Le peuple, combien de divisions?

29 mars 2006 à 6:12 | Dans dans l'actualité |

Entre un million (selon les flics) et trois millions (selons les camarades syndiqués) de gens dans les rues le 28 mars, et notre gouvernement n’aborde absolument pas le sujet au conseil des sinistres du lendemain puisque, dit un de ces comiques de service, à la sortie, sur le perron de l’Elysée: “Ce n’était pas à l’ordre du jour!”. Cela en dit long sur le mépris dans lequel nous tiennent nos soi-disant “représentants” et sur la sénilité aggravée de l’actuel locataire du palais présidentiel.

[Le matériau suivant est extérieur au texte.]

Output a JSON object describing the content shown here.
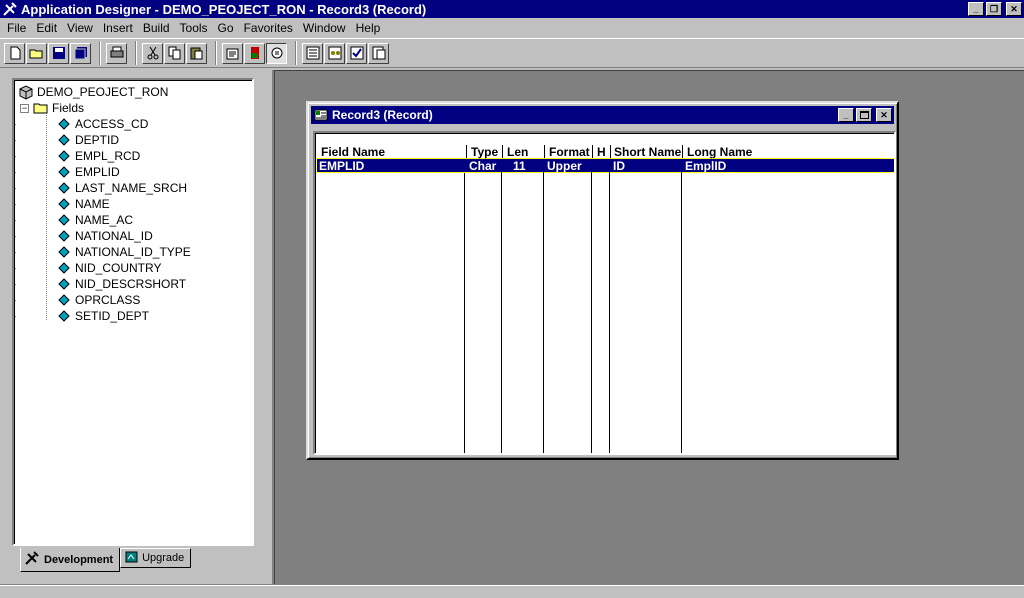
{
  "window": {
    "title": "Application Designer - DEMO_PEOJECT_RON - Record3 (Record)",
    "minimize": "_",
    "restore": "❐",
    "close": "✕"
  },
  "menubar": {
    "items": [
      "File",
      "Edit",
      "View",
      "Insert",
      "Build",
      "Tools",
      "Go",
      "Favorites",
      "Window",
      "Help"
    ]
  },
  "toolbar": {
    "buttons": [
      "new-icon",
      "open-icon",
      "save-icon",
      "save-all-icon",
      "print-icon",
      "cut-icon",
      "copy-icon",
      "paste-icon",
      "properties-icon",
      "build-icon",
      "project-workspace-icon",
      "record-fields-icon",
      "definition-icon",
      "validate-icon",
      "find-references-icon"
    ]
  },
  "project": {
    "root_label": "DEMO_PEOJECT_RON",
    "folder_label": "Fields",
    "fields": [
      "ACCESS_CD",
      "DEPTID",
      "EMPL_RCD",
      "EMPLID",
      "LAST_NAME_SRCH",
      "NAME",
      "NAME_AC",
      "NATIONAL_ID",
      "NATIONAL_ID_TYPE",
      "NID_COUNTRY",
      "NID_DESCRSHORT",
      "OPRCLASS",
      "SETID_DEPT"
    ],
    "tabs": [
      "Development",
      "Upgrade"
    ]
  },
  "record_window": {
    "title": "Record3 (Record)",
    "columns": [
      "Field Name",
      "Type",
      "Len",
      "Format",
      "H",
      "Short Name",
      "Long Name"
    ],
    "rows": [
      {
        "field_name": "EMPLID",
        "type": "Char",
        "len": "11",
        "format": "Upper",
        "h": "",
        "short_name": "ID",
        "long_name": "EmplID"
      }
    ]
  },
  "colors": {
    "title_active": "#000080",
    "face": "#c0c0c0",
    "mdi_background": "#808080",
    "selection": "#000080"
  }
}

Certes, dans le cadre pseudo-démocratique et étatiste actuel, ce n’est pas “la rue qui gouverne”! Quand a-t-elle d’ailleurs gouverné vraiment si ce n’est brièvement entre 1789 et 1793 et un peu en Russie en 1917? Mais la démocratie fonctionne par élection de représentants chargés du bien commun (sic!) de la république. La nature du mandat qui leur est confié détermine effectivement leur attitude. Nos “élus” (enfin les leurs, puisque moi!…) ne sont tenus par aucun engagement autre que les promesses qu’il a bien voulues faire et qui ne sont destinées qu’à maintenir la fiction d’une espérance de changement pour le populo. Dès lors, que des millions de gens viennent dire qu’ils ont un désir clair (ici repousser le CPE) à un moment donné ne remet nullement en cause le comportement des élus qui ne représentent qu’eux-mêmes ou, au mieux, l’appareil de leur parti! Mais on a les élus qu’on mérite dans un système qui nous ressemble. A force de développer l’hédonisme marchand comme seule pensée, on obtient un peuple atomisé de petits égoïstes sans cerveaux!

Combien faudrait-il de millions de personnes dans les rues de nos villes pour faire prendre conscience aux professionnels de la politique de la crise suraigüe de représentation qui est en cours?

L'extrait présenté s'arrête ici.